My brain wasn’t working well on pacing. For some reason my head kept measuring the remaining miles against a target of eleven, not thirteen, and I really had no bearing on what splits related to what finishing times. All I could mentally muster was to count seconds in the bank below an hour-thirty pace, since that’s half of three-hour marathon pace. Knowing I’d hoped to subdue that mark fairly significantly, it was comforting to know that my bank account was growing even in the tough windy miles; still, a little more brainpower could have gone a long way.

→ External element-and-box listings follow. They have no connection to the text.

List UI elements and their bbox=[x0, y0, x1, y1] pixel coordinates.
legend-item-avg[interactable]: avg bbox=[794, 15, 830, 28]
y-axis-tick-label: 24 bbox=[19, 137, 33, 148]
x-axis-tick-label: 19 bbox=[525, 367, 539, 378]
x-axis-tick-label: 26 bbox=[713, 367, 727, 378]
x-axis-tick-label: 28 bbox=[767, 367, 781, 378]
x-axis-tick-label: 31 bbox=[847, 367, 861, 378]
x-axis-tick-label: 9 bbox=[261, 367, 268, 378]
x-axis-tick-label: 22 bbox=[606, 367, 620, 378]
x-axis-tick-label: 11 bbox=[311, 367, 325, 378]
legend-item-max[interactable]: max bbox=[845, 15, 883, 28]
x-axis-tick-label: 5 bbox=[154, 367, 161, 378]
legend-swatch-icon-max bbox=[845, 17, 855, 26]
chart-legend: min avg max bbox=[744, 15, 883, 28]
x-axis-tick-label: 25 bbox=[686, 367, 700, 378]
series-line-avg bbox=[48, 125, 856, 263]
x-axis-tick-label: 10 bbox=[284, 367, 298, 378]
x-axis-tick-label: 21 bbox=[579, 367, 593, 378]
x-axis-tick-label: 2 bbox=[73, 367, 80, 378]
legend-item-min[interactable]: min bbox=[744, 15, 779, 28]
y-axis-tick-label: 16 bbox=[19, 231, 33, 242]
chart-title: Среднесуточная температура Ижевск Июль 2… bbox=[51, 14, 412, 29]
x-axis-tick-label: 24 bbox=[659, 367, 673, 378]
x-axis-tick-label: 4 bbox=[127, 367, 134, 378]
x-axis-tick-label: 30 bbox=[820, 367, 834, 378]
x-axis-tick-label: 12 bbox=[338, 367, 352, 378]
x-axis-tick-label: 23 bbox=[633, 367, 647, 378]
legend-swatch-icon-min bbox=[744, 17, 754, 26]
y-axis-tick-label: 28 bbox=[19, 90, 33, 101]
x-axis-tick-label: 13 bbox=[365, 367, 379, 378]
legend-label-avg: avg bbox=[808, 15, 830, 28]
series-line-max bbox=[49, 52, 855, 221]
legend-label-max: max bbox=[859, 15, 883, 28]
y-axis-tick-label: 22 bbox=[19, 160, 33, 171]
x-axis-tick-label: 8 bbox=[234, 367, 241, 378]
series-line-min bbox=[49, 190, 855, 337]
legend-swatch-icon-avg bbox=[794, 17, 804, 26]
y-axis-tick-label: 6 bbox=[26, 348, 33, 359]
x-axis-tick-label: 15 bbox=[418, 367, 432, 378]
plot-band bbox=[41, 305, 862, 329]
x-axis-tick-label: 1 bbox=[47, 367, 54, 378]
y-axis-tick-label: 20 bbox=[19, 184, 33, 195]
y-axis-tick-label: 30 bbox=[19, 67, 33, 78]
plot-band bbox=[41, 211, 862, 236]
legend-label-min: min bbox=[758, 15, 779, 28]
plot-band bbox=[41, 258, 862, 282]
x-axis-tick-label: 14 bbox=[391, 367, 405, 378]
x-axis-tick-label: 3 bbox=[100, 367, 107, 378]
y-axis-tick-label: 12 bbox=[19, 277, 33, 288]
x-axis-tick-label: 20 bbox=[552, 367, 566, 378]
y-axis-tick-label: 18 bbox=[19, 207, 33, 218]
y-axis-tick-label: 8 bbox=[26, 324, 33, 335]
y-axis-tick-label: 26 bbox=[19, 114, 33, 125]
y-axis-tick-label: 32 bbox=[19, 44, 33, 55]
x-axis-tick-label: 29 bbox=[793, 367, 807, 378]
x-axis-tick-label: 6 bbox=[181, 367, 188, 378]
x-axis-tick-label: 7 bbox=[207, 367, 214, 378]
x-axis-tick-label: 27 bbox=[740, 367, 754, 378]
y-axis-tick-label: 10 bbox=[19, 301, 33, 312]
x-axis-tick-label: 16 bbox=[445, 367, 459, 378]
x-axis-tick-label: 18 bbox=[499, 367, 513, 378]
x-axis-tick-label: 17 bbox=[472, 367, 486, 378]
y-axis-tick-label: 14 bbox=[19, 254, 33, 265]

Instead, after mile eight’s momentary downwind letup, that brainpower was engaged in scanning for a moving wind block as we turned east and then north for the upwind ride along the white-capped sea. The block I found was moving slower than I’d have wished, but a little back-of-the-envelope cogitation told me I’d be better off slacking the next mile and getting half of it paid for than trying to fight it out solo. My unwitting target caught on quickly to the plan and turned witting, and we traded off air resistance abuse duty till things calmed down by coming ashore through the seawall gates. It was a bit of a Faustian bargain, but well worth it.
Rounding a bend, there it was. And? I laughed in its general direction. I offered it no respect. I began shouting – yes, shouting – to tell it, to tell those runners around me, to tell the world that you are not a hill. You are a mere bunny slope. And I proceeded to slay it, dropping my pace down to early race levels, mentally finding the power to drive right though it such that when the last turns arrived just before the finish, my form – at least to me – seemed utterly shot, all energy spent just at the right time (though the professional race photo that I actually paid for just to get a good shot in the new CMS Blue still looked pretty good). No point in leaving it on the course, right?
As a team, we didn’t win. We didn’t come close. Fifth place, in fact, and that twelve seconds delay to the start that I’d worried about had no consequence whatsoever. But our fifth would have been at least seventh without my grunting, wheezing roll across the line in a time that, on an age-graded basis, ranked as my best half, and slotted me a solid number two for the Boys in Blue. More importantly for me was the simple fact that we actually had a seniors team, a real-live full scoring team, a team that someone organized and made an effort to fill out. That was, in a word, cool. And motivating.
Follow-Up Department: Yes, the clamshells arrived! Shell Number Six now stands in honor with its compatriots in the cluttered realm that is my office, my lair, and my lonely writer’s garret. Someday I must meet the artist, these things really are nicely done!